Он сидел на краю парковой скамейки, и его поношенные ботинки нервно топтали сырую землю. В руках у него была толстая суковатая палка. Когда я сел рядом, он нехотя повернул лицо в мою сторону. Глаза у него были красные, будто заплаканные, или, скорее, плачущие, а тонкие губы изображали месяц, перевернутый рогами книзу.
Взглянув на меня, он надвинул шляпу на глаза, а каблуки ботинок чаще застучали о землю.
Я встал и хотел было пересесть на другую скамейку, но он вдруг сказал:
— Нет, почему же, сидите…
Я остался.
— У вас есть часы? — спросил старикашка.
— Есть.
— Который час?
— Без пятнадцати четыре…
Он глубоко вздохнул и посмотрел туда, где за скелетами осенних деревьев возвышалось бесцветное здание клуба “Сперри–дансинг”.
Помолчав, еще несколько раз вздохнул и затем поднял шляпу над бровями.
— А сейчас сколько времени?
— Без одной минуты четыре… Вы кого‑нибудь ждете? Он повернул свое плачущее лицо ко мне и кивнул головой.
Видимо, предстоящая встреча не предвещала для него ничего хорошего.
Старик подвинулся ко мне поближе и откашлялся…
— Все точно… Точно так же, как пятьдесят лет назад…
Я сообразил, что старика терзают воспоминания.
— Да–а, — неопределенно протянул я, — все проходит… Ничего с этим не поделаешь.

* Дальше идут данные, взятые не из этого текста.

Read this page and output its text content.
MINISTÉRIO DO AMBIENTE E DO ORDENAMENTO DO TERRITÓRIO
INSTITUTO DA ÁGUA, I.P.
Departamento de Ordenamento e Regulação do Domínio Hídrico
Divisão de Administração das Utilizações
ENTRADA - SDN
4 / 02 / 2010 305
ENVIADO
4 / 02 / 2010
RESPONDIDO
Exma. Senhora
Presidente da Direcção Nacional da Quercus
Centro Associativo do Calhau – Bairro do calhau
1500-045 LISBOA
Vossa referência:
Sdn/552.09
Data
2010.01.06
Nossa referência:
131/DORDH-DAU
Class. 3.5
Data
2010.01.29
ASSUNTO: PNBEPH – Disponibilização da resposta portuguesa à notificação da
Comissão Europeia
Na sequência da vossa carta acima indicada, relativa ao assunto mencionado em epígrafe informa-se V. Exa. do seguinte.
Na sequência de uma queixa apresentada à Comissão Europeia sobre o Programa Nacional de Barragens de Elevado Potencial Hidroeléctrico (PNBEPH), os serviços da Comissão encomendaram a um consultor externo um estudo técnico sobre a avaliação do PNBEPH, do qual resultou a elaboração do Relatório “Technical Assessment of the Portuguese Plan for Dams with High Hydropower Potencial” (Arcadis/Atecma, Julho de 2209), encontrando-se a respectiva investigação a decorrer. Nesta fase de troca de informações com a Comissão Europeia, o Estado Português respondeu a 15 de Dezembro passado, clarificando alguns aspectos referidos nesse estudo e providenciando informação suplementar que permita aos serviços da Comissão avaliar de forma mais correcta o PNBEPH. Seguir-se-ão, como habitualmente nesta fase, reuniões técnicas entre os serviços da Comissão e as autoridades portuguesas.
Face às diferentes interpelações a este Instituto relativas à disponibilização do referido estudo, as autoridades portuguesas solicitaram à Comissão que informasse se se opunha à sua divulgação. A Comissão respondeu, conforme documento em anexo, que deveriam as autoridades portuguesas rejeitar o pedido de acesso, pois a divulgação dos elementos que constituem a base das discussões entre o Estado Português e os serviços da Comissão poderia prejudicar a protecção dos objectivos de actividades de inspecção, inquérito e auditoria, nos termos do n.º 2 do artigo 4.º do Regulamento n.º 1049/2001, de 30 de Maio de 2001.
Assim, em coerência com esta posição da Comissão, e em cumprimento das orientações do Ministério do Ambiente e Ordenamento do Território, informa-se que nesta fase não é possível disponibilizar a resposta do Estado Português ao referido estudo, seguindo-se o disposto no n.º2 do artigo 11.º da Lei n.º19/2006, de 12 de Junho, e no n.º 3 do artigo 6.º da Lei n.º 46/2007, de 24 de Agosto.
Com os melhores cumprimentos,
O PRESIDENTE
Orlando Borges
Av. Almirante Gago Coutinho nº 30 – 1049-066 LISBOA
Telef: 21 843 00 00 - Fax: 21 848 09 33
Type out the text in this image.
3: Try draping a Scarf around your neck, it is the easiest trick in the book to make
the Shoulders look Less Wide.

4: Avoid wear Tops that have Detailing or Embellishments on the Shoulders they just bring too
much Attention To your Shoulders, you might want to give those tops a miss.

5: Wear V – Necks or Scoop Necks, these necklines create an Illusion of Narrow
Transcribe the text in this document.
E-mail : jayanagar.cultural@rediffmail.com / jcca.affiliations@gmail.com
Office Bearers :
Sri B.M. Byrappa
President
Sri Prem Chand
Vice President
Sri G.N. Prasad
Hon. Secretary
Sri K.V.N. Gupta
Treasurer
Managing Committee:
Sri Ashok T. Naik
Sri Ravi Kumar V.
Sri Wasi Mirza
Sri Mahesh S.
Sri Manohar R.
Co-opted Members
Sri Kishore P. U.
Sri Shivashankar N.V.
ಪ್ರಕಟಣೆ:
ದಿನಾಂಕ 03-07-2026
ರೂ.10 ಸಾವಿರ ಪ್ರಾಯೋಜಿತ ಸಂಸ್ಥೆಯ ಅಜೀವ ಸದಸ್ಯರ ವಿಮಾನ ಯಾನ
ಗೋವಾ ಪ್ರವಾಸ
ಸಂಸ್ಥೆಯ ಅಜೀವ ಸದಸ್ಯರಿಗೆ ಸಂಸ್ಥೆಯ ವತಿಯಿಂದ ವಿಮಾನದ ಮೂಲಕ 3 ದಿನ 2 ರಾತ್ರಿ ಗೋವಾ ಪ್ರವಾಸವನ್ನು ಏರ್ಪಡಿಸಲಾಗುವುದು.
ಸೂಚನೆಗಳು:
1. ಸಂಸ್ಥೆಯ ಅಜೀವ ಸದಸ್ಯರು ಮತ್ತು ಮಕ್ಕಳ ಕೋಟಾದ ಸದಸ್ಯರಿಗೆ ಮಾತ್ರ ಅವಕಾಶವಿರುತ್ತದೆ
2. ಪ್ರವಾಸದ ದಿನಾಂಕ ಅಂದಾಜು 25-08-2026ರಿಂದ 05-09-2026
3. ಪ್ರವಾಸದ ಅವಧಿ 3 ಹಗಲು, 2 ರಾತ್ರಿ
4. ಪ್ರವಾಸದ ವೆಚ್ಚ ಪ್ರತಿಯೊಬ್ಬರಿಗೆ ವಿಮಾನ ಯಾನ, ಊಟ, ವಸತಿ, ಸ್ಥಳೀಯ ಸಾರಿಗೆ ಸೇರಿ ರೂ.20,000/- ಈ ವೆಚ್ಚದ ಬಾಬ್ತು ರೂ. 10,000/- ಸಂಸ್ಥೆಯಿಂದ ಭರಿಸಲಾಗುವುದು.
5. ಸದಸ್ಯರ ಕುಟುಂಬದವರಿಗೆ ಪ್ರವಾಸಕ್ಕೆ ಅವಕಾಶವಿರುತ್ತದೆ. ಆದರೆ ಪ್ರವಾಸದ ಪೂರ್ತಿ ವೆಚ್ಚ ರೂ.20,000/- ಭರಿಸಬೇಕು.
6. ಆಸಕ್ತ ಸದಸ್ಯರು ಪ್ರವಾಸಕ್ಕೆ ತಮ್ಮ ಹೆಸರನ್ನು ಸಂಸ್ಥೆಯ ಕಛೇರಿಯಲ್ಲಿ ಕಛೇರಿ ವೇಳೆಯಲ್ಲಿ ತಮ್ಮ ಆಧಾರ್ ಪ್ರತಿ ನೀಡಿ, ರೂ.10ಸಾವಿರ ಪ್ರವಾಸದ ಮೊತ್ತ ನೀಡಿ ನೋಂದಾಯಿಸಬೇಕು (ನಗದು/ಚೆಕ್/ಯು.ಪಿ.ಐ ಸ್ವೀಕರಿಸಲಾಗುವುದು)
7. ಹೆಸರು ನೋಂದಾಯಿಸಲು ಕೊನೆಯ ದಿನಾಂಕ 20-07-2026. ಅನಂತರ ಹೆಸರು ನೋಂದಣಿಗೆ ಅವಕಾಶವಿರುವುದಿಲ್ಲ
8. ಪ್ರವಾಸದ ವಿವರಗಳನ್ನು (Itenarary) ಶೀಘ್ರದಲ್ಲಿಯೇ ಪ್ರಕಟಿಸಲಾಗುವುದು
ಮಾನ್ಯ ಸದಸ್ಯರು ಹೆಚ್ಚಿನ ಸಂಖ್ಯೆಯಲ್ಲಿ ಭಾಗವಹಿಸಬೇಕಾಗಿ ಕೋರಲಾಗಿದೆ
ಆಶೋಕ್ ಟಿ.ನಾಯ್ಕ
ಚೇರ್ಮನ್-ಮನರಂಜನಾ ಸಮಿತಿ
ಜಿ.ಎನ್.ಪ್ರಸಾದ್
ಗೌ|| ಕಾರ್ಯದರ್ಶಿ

Он придвинулся ближе. Плачущий рот изобразил подобие иронической улыбки.
— Говорите, все проходит? Как бы не так…
— Ну, конечно, воспоминания остаются, — спохватился я. — Так сказать, память о прошлом. Память, наша постоянная и надоедливая спутница.
— Если бы это было только так…
После некоторой паузы старик снова спросил у меня, который час, а затем сказал:
— Еще час…
— ?
Он неопределенно махнул рукой.
— Логика мысли и логика жизни не имеют ничего общего, — вдруг произнес он.
Я как будто проснулся, потому что логика была по моей части. Стоит кому‑нибудь произнести слово “логика”, как я сразу оживаю.
— В этом вы не правы! Логика мысли есть отражение логики жизни.
— Вы так думаете?
— Уверен.
— Сколько вам лет?
Сейчас начнется урок старческой мудрости, подумал я и ответил:
— Двадцать девять.
Вместо “урока” старик сказал:
— Им тоже примерно столько же…
— Кому — им?
Он кашлянул.
— Кому? — переспросил я. — Моим… э… отпрыскам.
— Вы ждете своих родственников?
— Вроде… Впрочем, если хотите, я расскажу одну небольшую историю… Все равно ждать еще целый час… Я попытаюсь разубедить вас кое в чем…
Я засмеялся.
— При помощи частных примеров можно доказать все, что угодно.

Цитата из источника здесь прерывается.